NFI ontwikkelt met FBI software voor automatische vergelijking van sporen op munitiedelen
Het team Wapens en Werktuigen van het NFI ontwikkelt in samenwerking met de FBI en het NIST (National Institute of Standards and Technology) software om kras-en indruksporen op kogels en hulzen afkomstig uit vuurwapens automatisch te vergelijken. Het automatiseren van het vergelijkend sporenonderzoek aan munitiedelen moet het visuele onderzoek van de vuurwapendeskundigen versterken.

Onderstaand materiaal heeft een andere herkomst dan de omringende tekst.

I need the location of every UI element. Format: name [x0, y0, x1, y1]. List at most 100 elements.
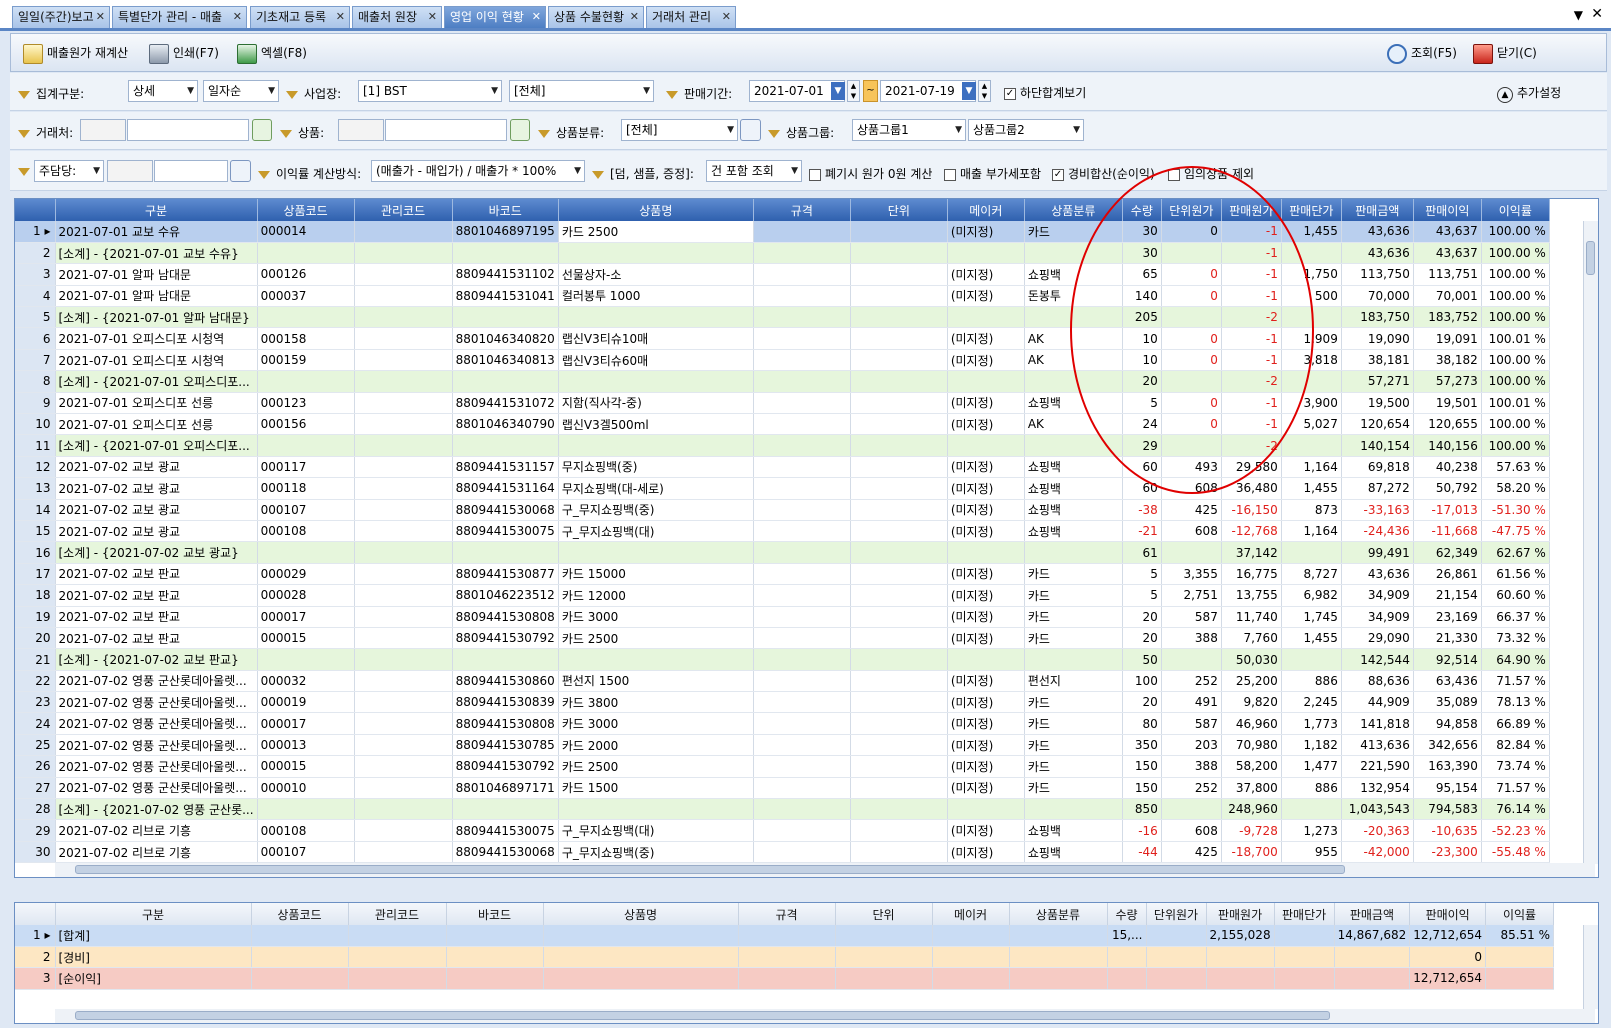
manager-select[interactable]: 주담당:: [34, 160, 104, 182]
column-header[interactable]: 판매단가: [1281, 199, 1342, 221]
table-row[interactable]: 19 2021-07-02 교보 판교 000017 8809441530808 카드 …: [15, 606, 1550, 628]
calendar-icon[interactable]: ▼: [831, 82, 845, 100]
column-header[interactable]: 관리코드: [348, 903, 447, 925]
bottom-sum-checkbox[interactable]: ✓ 하단합계보기: [1004, 84, 1086, 101]
column-header[interactable]: 메이커: [947, 199, 1025, 221]
close-icon[interactable]: ✕: [96, 7, 105, 27]
table-row[interactable]: 13 2021-07-02 교보 광교 000118 8809441531164 무지쇼…: [15, 477, 1550, 500]
table-row[interactable]: 27 2021-07-02 영풍 군산롯데아울렛... 000010 88010468…: [15, 777, 1550, 800]
table-row[interactable]: 1 ▸ 2021-07-01 교보 수유 000014 8801046897195 카드…: [15, 221, 1550, 243]
close-icon[interactable]: ✕: [722, 7, 731, 27]
table-row[interactable]: 17 2021-07-02 교보 판교 000029 8809441530877 카드 …: [15, 563, 1550, 586]
column-header[interactable]: 상품분류: [1009, 903, 1108, 925]
column-header[interactable]: 바코드: [452, 199, 559, 221]
table-row[interactable]: 3 2021-07-01 알파 남대문 000126 8809441531102 선물상…: [15, 263, 1550, 286]
product-lookup-icon[interactable]: [510, 119, 530, 141]
tab-6[interactable]: 상품 수불현황 ✕: [548, 6, 644, 28]
table-row[interactable]: 22 2021-07-02 영풍 군산롯데아울렛... 000032 88094415…: [15, 670, 1550, 693]
agg-select[interactable]: 상세: [128, 80, 198, 102]
tab-7[interactable]: 거래처 관리 ✕: [646, 6, 736, 28]
column-header[interactable]: 관리코드: [354, 199, 453, 221]
table-row[interactable]: 29 2021-07-02 리브로 기흥 000108 8809441530075 구_…: [15, 819, 1550, 842]
expense-checkbox[interactable]: ✓ 경비합산(순이익): [1052, 165, 1155, 182]
column-header[interactable]: 상품명: [543, 903, 739, 925]
table-row[interactable]: 7 2021-07-01 오피스디포 시청역 000159 8801046340813…: [15, 349, 1550, 372]
table-row[interactable]: 26 2021-07-02 영풍 군산롯데아울렛... 000015 88094415…: [15, 755, 1550, 778]
tab-1[interactable]: 일일(주간)보고 ✕: [12, 6, 110, 28]
table-row[interactable]: 10 2021-07-01 오피스디포 선릉 000156 8801046340790…: [15, 413, 1550, 436]
manager-code-input[interactable]: [107, 160, 153, 182]
manager-name-input[interactable]: [154, 160, 228, 182]
extra-items-select[interactable]: 건 포함 조회: [706, 160, 802, 182]
calendar-icon[interactable]: ▼: [962, 82, 976, 100]
table-row[interactable]: 25 2021-07-02 영풍 군산롯데아울렛... 000013 88094415…: [15, 734, 1550, 757]
close-button[interactable]: 닫기(C): [1473, 41, 1537, 65]
client-name-input[interactable]: [127, 119, 249, 141]
column-header[interactable]: 판매이익: [1409, 903, 1487, 925]
table-row[interactable]: 20 2021-07-02 교보 판교 000015 8809441530792 카드 …: [15, 627, 1550, 650]
column-header[interactable]: 상품코드: [257, 199, 355, 221]
column-header[interactable]: 판매단가: [1274, 903, 1335, 925]
column-header[interactable]: 단위원가: [1161, 199, 1222, 221]
profit-grid[interactable]: 구분 상품코드 관리코드 바코드 상품명 규격 단위 메이커 상품분류 수량 단위원가 판매원가 판매단…: [14, 198, 1599, 878]
column-header[interactable]: 상품코드: [251, 903, 349, 925]
table-row[interactable]: 2 [소계] - {2021-07-01 교보 수유} 30 -1 43,636 43,6…: [15, 242, 1550, 265]
tab-4[interactable]: 매출처 원장 ✕: [352, 6, 442, 28]
product-cat-select[interactable]: [전체]: [621, 119, 738, 141]
column-header[interactable]: 상품분류: [1024, 199, 1123, 221]
client-lookup-icon[interactable]: [252, 119, 272, 141]
table-row[interactable]: 14 2021-07-02 교보 광교 000107 8809441530068 구_무…: [15, 499, 1550, 521]
table-row[interactable]: 2 [경비] 0: [15, 946, 1555, 969]
table-row[interactable]: 21 [소계] - {2021-07-02 교보 판교} 50 50,030 142,5…: [15, 648, 1550, 671]
product-name-input[interactable]: [385, 119, 507, 141]
table-row[interactable]: 30 2021-07-02 리브로 기흥 000107 8809441530068 구_…: [15, 841, 1550, 864]
table-row[interactable]: 28 [소계] - {2021-07-02 영풍 군산롯... 850 248,960…: [15, 798, 1550, 821]
order-select[interactable]: 일자순: [203, 80, 279, 102]
column-header[interactable]: 수량: [1122, 199, 1162, 221]
table-row[interactable]: 6 2021-07-01 오피스디포 시청역 000158 8801046340820…: [15, 327, 1550, 350]
close-icon[interactable]: ✕: [532, 7, 541, 27]
column-header[interactable]: 단위원가: [1146, 903, 1207, 925]
date-from-spinner[interactable]: ▲ ▼: [847, 80, 860, 102]
summary-vertical-scrollbar[interactable]: [1583, 925, 1598, 1009]
product-group1-select[interactable]: 상품그룹1: [852, 119, 966, 141]
tab-2[interactable]: 특별단가 관리 - 매출 ✕: [112, 6, 247, 28]
print-button[interactable]: 인쇄(F7): [149, 41, 219, 65]
column-header[interactable]: 판매금액: [1341, 199, 1414, 221]
close-icon[interactable]: ✕: [630, 7, 639, 27]
table-row[interactable]: 1 ▸ [합계] 15,... 2,155,028 14,867,682 12,712,6…: [15, 925, 1555, 947]
column-header[interactable]: 구분: [55, 903, 252, 925]
table-row[interactable]: 11 [소계] - {2021-07-01 오피스디포... 29 -2 140,154…: [15, 434, 1550, 457]
column-header[interactable]: 상품명: [558, 199, 754, 221]
close-icon[interactable]: ✕: [233, 7, 242, 27]
summary-horizontal-scrollbar[interactable]: [55, 1009, 1595, 1023]
recalc-button[interactable]: 매출원가 재계산: [23, 41, 128, 65]
column-header[interactable]: 단위: [835, 903, 933, 925]
column-header[interactable]: 판매이익: [1413, 199, 1482, 221]
client-code-input[interactable]: [80, 119, 126, 141]
table-row[interactable]: 23 2021-07-02 영풍 군산롯데아울렛... 000019 88094415…: [15, 691, 1550, 714]
column-header[interactable]: 수량: [1107, 903, 1147, 925]
column-header[interactable]: 판매원가: [1206, 903, 1275, 925]
table-row[interactable]: 15 2021-07-02 교보 광교 000108 8809441530075 구_무…: [15, 520, 1550, 543]
table-row[interactable]: 24 2021-07-02 영풍 군산롯데아울렛... 000017 88094415…: [15, 712, 1550, 735]
table-row[interactable]: 12 2021-07-02 교보 광교 000117 8809441531157 무지쇼…: [15, 456, 1550, 479]
product-group2-select[interactable]: 상품그룹2: [968, 119, 1084, 141]
table-row[interactable]: 5 [소계] - {2021-07-01 알파 남대문} 205 -2 183,750 1…: [15, 306, 1550, 329]
tab-5[interactable]: 영업 이익 현황 ✕: [444, 6, 546, 28]
grid-horizontal-scrollbar[interactable]: [55, 863, 1595, 877]
column-header[interactable]: 판매원가: [1221, 199, 1282, 221]
vat-checkbox[interactable]: 매출 부가세포함: [944, 165, 1041, 182]
column-header[interactable]: 규격: [738, 903, 836, 925]
table-row[interactable]: 16 [소계] - {2021-07-02 교보 광교} 61 37,142 99,49…: [15, 541, 1550, 564]
column-header[interactable]: 메이커: [932, 903, 1010, 925]
column-header[interactable]: 바코드: [446, 903, 544, 925]
table-row[interactable]: 9 2021-07-01 오피스디포 선릉 000123 8809441531072 지…: [15, 392, 1550, 415]
close-all-icon[interactable]: ✕: [1591, 6, 1603, 22]
summary-grid[interactable]: 구분 상품코드 관리코드 바코드 상품명 규격 단위 메이커 상품분류 수량 단위원가 판매원가 판매단…: [14, 902, 1599, 1024]
column-header[interactable]: 이익률: [1481, 199, 1550, 221]
extra-settings-button[interactable]: ▲ 추가설정: [1497, 84, 1561, 103]
grid-vertical-scrollbar[interactable]: [1583, 221, 1598, 864]
search-button[interactable]: 조회(F5): [1387, 41, 1457, 65]
tab-list-dropdown-icon[interactable]: ▼: [1574, 8, 1583, 22]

Tijdens het schieten, laat een vuurwapen vaak veel sporen achter op hulzen en kogels. De kogel wordt door de loop geperst en dat levert kleine beschadigingen zoals krasjes op. Deze sporen zijn de basis voor het vergelijkend onderzoek. Daarbij kijkt de deskundige of de overeenkomsten en/of verschillen tussen sporen beter passen bij kogels die met hetzelfde vuurwapen zijn verschoten of bij kogels die uit verschillende vuurwapens afkomstig zijn. De vuurwapendeskundigen kijken naar twee sporendragers: kogels en hulzen. Ze zoeken met het oog, weliswaar met behulp van een vergelijkingsmicroscoop, naar overeenkomsten en verschillen tussen de sporen. Op basis van die resultaten bepaalt de deskundige een bewijskracht, die gebaseerd is op de ervaring van de deskundige.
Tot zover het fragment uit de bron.